Dire Straits - Dire Straits (1978)
Ideated from: In a way, the 80s started in 1978. A lot of huge 80s artists and their signature sounds were just debuting or just getting up to speed in 1978.
Mark Knopfler loves to write songs about songs, and about playing songs. Sultans Of Swing here is an early example, about a band that’s just playing because they love to play. Elsewhere in the catalog, you get Romeo & Juliet (refrencing West Side Story) and Walk Of Life (about a busker). It’s adorably nerdy, and he’s super good at it.
Regardless, though, this first Straits album was a real breakthrough. There had been lots of British blues for decades, but this was an evolution: shuffling and goovy, but with gritty lyrics that weren’t just boilerplate American blues concerns of lost women and gambling debts.

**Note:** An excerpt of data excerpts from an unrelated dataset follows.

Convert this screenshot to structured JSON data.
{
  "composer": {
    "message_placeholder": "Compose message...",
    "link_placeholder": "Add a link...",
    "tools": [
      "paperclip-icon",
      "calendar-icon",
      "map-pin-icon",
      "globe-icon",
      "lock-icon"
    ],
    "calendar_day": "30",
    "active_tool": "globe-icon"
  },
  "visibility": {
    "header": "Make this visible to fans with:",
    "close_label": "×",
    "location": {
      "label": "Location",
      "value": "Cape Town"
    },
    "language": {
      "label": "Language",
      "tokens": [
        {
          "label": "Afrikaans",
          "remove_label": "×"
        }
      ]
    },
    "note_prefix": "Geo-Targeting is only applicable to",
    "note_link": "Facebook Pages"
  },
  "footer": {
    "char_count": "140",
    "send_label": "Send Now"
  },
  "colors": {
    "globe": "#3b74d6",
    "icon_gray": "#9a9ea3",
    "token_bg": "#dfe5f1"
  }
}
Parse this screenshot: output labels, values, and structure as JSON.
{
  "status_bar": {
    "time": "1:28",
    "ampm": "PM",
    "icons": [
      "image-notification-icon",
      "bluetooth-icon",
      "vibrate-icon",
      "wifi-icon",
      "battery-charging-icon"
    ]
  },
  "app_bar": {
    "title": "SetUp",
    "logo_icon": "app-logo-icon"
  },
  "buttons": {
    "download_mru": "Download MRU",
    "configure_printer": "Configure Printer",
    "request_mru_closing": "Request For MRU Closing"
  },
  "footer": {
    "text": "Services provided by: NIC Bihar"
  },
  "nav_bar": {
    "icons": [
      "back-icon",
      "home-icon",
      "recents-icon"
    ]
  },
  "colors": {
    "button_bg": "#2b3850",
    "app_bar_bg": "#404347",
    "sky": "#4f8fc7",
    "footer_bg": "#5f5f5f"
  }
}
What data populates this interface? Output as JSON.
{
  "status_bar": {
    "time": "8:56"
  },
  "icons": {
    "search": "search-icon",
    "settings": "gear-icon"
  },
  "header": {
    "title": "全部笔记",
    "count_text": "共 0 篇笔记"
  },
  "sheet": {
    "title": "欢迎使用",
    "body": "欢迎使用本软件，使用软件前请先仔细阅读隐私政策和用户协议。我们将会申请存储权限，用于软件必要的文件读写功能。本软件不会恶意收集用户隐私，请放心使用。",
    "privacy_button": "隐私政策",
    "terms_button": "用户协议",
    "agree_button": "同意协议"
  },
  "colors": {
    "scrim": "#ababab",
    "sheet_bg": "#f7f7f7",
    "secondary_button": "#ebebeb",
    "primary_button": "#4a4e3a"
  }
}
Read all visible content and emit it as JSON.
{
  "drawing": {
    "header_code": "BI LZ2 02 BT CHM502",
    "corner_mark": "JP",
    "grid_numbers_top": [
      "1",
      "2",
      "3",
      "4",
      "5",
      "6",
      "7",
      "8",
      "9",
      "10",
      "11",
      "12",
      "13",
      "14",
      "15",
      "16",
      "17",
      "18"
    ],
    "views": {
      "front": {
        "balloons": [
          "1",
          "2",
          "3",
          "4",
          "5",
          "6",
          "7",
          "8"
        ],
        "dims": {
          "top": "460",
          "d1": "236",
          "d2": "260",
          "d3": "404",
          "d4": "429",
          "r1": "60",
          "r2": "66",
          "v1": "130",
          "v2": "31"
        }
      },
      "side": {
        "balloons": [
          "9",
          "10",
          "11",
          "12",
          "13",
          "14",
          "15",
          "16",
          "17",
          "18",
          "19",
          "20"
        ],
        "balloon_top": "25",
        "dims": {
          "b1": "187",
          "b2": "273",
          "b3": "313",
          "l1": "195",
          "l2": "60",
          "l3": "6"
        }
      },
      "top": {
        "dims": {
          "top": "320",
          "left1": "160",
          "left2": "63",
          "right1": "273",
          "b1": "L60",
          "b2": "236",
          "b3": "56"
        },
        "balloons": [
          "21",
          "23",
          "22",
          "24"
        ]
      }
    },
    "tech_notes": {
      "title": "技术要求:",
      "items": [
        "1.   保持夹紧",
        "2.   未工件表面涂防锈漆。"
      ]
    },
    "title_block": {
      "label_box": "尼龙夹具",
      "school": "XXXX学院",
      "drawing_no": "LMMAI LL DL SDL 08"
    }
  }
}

The band hadn’t transitioned into the (seemingly unlikely) stadium-rock band they would become in the 80s. But you still get Knofpler’s insightful songwriting emerging fully formed, along with the beginnings of his signature bouncy and assertive guitar sound that could take over a track very unassumingly.
Tracks I Liked
Six Blade Knife - my personal fave on this record, for both the nastiness of the lyric and the deceptively blazing guitar line.
Sultans Of Swing - Their first great success, and one that has stuck around partly because it sounds like what they would do so well for years to come. Urgent, melancholy melodies with lyrics about the down and out and struggling. Then cut to a screaming guitar break.